The Sergeant woke late and realised he was stuck to the Consul’s linen. His left forearm was bleeding all along to the elbow, sluggish, grazed, and painful. The sheet was solidly glued to his shoulders where he had been burned above the armour, and he had bruises everywhere. His throat was sore as hell.
‘You are an idiot,’ the Witch said unsympathetically.
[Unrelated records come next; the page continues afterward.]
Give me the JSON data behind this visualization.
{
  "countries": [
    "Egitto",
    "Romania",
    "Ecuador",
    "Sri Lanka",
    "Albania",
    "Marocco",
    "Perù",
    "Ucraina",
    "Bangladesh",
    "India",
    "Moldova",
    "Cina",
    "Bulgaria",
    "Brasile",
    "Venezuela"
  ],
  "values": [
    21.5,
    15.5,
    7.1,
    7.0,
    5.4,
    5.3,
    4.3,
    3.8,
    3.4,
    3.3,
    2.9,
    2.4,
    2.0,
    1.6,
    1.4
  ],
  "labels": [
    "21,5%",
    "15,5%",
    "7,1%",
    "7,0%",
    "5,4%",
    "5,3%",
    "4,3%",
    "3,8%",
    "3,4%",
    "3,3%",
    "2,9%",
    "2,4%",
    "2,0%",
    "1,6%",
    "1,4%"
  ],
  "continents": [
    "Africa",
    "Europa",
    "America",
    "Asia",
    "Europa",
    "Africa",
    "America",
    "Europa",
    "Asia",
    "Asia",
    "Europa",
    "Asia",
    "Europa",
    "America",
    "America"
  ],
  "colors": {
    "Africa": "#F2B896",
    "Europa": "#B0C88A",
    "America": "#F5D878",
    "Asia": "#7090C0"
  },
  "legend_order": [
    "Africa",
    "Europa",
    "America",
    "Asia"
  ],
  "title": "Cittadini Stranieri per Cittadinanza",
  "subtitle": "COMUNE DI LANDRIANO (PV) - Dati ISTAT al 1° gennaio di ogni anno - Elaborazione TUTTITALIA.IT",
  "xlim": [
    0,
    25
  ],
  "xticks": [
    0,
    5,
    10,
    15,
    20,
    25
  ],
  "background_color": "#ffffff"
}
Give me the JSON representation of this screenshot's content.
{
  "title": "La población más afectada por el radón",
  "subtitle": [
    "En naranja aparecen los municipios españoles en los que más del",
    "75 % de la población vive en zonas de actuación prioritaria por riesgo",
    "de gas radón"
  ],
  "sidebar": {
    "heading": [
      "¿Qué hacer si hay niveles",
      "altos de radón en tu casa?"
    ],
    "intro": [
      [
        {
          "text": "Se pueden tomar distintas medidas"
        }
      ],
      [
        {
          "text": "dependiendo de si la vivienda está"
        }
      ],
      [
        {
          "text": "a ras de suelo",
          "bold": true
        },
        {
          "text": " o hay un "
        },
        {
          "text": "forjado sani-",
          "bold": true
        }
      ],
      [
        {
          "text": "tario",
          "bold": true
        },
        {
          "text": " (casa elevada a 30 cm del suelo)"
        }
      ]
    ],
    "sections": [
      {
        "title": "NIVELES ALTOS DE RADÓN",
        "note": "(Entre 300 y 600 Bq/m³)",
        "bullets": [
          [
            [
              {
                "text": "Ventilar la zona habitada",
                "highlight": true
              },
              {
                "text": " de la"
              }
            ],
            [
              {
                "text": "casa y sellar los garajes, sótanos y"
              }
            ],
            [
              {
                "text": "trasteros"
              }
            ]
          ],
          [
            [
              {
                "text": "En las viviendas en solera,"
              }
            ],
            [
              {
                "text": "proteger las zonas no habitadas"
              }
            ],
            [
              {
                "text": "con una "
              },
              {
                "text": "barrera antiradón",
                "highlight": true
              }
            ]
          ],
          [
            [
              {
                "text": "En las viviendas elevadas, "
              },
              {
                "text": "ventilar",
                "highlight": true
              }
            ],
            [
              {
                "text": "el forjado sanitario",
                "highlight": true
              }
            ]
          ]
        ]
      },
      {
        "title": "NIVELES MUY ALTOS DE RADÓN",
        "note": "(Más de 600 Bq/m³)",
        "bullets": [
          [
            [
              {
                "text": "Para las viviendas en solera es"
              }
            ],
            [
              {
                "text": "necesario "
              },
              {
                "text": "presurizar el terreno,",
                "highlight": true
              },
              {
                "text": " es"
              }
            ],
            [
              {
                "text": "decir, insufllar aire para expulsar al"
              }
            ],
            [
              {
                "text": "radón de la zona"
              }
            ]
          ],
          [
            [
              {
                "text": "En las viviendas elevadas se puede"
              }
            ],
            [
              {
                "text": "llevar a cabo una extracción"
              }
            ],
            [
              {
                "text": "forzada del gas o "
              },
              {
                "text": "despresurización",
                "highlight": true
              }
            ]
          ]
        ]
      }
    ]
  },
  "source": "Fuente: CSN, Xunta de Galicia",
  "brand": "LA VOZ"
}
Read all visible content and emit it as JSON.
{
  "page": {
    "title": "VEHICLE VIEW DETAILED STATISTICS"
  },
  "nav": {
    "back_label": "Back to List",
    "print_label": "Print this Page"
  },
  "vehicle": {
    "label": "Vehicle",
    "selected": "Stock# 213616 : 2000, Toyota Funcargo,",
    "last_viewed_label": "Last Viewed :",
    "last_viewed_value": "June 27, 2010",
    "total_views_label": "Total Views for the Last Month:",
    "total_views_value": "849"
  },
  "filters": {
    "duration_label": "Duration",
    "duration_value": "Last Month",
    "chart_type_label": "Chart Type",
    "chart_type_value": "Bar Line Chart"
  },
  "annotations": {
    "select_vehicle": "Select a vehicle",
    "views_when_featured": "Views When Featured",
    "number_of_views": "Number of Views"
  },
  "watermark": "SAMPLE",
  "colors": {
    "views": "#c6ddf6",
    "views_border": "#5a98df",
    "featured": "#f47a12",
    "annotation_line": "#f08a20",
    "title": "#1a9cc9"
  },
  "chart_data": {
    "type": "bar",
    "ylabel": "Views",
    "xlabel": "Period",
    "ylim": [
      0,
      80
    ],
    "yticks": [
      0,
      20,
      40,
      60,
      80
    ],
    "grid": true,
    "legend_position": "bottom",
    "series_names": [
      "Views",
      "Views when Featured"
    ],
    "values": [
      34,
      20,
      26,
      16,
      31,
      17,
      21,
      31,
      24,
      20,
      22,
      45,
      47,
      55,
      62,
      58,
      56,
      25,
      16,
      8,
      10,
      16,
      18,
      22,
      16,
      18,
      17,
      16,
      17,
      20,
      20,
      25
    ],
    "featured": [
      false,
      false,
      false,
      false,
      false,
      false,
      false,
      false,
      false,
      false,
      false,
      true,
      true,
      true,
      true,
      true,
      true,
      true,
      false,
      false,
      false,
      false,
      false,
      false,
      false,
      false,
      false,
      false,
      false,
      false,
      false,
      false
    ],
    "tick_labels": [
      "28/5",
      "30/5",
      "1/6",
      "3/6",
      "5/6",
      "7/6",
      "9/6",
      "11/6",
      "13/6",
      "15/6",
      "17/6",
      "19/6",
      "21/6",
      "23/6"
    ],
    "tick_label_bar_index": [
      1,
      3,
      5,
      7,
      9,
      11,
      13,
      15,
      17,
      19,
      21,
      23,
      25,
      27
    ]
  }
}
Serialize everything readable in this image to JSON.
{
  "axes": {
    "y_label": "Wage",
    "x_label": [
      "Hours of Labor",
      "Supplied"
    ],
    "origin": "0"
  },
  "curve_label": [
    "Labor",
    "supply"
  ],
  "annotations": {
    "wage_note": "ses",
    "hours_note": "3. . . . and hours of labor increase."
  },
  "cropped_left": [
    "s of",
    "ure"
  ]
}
She stood at the foot of his bed, a leather bag hanging on a strap across her chest. It pressed her shirt against the centreline of her body, emphasising her curves. He realised that the last time he had seen her she had been naked and gasping, and belatedly averted his eyes.
She leaned away from the bag, hauled it onto the foot of the bed, and rummaged. ‘Don’t move. You’re a mess.’
‘As well as an idiot.’
She shrugged. ‘I said, don’t move. If you pull that off it will hurt more. For longer. Tcha!’ This last in disgust, because he had turned to examine his shoulders and the movement had wrenched a wad of fabric away from his flesh. He grunted.
She stomped up the side of the bed and put her hand flat on his chest below his chin. When he did not lean back she pushed him, not with her arm but with her body’s weight, so that if he wanted to remain half-upright he must effectively carry her. His stomach muscles gave up the fight immediately, strain spiking from his pelvis to his ribs.
She nodded approval. ‘No hernia.’
‘How d’you know?’
‘You’re not screaming.’
She removed a pair of scissors from the bag. The Consul’s linen would suffer, but there was an entire room devoted to it upstairs and none of it would last much longer anyway. She began to cut.
‘What are you doing here?’ he asked.
‘Your little friend came and got me. Said you’d come on a grassfire and tried to put it out. Did it not occur to you to call for assistance? I see you also fell on. .’ she peered at his back, ‘. . a dressed-stone wall. From a height of not less than five feet. Congratulations on not being paralysed. No, please do not tell me why it was important that you take on the inferno by yourself. If you tell me I am reasonably certain I will find that “idiot” does not do you justice. Do not answer me unless I say so. It is unwise to annoy or surprise the person who is cutting around the place where your skin is glued to your sheet.’
The scissor blades snipped. He kept silent, listening to the boy’s lies in his mind, turning them over. They were good.
‘Can you feel that?’ the Witch demanded. ‘You can answer.’
‘Yes.’
‘Is it painful?’
‘Itchy.’
‘And here?’
He hissed discomfort.
‘You’re very lucky.’ She daubed. A welcome cold spread along his scapula and down his spine.
After an hour of more or less painful ministrations she pronounced him shipshape, at least to the extent that was possible for an idiot. He thanked her and asked how the clarinet was going and she said it was going well. He went upstairs and brought her the sheet music, a little shyly. She took it with thanks, but regarded him with an uncertain expression. She was sensing a shift in his perception of her, could not entirely place it but knew it was a respectful one and did not inquire as to the reason. Perhaps she assumed someone had informed him of her relations with White Raoul.
‘Light exercise is fine,’ she said. ‘More than that and you’ll split something and bleed. The burns are extremely minor but they will be annoying. Don’t pick at them. Don’t get them dirty. Don’t sunbathe. I’ve left you a salve for the bruising, which you should apply morning and evening. You’re nodding! Don’t nod: listen! I cannot count, even on both hands, the number of injuries you have which could’ve been much worse, so don’t do whatever you did last night ever again or you’ll probably die. That’s a medical recommendation, okay?’